ExoMars-2016 Mission Trajectory Second Correction. / August 11, 2016 /
On 11 August 2016, the Russian-European ExoMars-2016 Mission spacecraft completed the second planned trajectory correction. The maneuver lasted 155 seconds after engine burn at 12:30 MSK that changed the craft’s direction and velocity. When turning, the high-speed communication links with the spacecraft were off for proper orientation and engine operation and the maneuver was controlled by low-speed radio link. At 12:57 MSK, the fast data links started working again for telemetry and new trajectory analysis.
The maneuver was conducted in addition to the first critical correction on 28 July 2016 during which the spacecraft’s engine firing lasted 52 minutes. The maneuver is tasked with the placing of Trace Gas Orbiter (TGO) /Schiaparelli into the Mars high-elliptical orbit on October 19, 2016.
This week, the team of the ExoMars-2016 Mission Flight Control Center will test the fail-safety mode to secure the correct engine operation during the spacecraft injection into the Mars orbit. The flight program also provides for a small adjustment of flight parameters on 19 September and the last correction scheduled for 14 October before the Schiaparelli descent module separation.

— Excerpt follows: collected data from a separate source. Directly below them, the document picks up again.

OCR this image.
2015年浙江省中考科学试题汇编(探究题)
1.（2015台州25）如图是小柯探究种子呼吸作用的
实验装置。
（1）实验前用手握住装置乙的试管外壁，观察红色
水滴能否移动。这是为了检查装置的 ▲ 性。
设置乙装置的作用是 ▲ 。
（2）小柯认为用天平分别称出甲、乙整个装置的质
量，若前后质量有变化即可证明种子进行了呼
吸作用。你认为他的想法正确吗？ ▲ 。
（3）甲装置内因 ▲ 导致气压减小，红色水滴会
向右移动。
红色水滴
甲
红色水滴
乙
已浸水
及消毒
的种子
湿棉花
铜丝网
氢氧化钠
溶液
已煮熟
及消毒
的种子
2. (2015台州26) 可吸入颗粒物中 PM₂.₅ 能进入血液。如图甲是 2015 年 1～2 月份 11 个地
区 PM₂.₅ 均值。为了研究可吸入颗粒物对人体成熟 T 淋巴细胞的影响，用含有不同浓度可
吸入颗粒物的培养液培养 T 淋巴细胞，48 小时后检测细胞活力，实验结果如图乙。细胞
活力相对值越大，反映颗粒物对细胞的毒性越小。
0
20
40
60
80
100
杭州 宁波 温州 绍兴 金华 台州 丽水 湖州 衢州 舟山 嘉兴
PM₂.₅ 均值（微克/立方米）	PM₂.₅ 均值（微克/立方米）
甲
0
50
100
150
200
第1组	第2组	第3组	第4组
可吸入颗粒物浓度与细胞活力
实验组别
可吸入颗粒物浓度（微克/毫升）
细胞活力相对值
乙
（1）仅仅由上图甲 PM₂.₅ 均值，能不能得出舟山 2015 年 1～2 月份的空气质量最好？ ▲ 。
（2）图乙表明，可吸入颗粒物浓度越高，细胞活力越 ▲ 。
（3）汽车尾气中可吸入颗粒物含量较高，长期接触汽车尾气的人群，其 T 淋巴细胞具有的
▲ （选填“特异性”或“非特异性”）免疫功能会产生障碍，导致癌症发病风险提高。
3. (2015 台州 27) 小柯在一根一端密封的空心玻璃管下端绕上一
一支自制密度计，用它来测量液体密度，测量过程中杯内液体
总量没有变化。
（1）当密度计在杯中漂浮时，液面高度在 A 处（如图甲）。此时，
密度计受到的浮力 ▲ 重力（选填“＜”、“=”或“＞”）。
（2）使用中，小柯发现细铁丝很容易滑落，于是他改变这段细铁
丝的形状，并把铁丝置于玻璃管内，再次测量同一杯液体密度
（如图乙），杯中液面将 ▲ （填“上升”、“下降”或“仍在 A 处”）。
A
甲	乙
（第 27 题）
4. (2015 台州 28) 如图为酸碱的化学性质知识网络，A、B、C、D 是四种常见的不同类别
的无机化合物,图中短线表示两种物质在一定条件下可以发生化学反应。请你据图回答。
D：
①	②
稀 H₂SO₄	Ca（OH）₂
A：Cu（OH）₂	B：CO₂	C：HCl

The purpose is to target Schiaparelli to the Martian atmosphere entry point.
The Euro-Russian ExoMars-2016 Mission started with the launch of the Proton carrier rocket with the spacecraft consisting of the TGO orbital module and Schiaparelli entry descent demonstrator module on March 14, 2016 from the Baikonur Cosmodrome.
When arriving at the Martian orbit, the Orbiter including the Russian scientific payload, will perform observations of the Martian atmosphere searching the evidence of gases such as methane. On 19 October 2016, Schiaparelli will test the technology for controlled landing on the surface of Mars. During its short six-minute descent, Schiaparelli will carry out several ecological studies. The module will obtain the first measurements of electric fields which combined with the measurements of the concentration of atmospheric dust will provide new insights into the role of electric forces in dust lifting, the trigger of dust storms.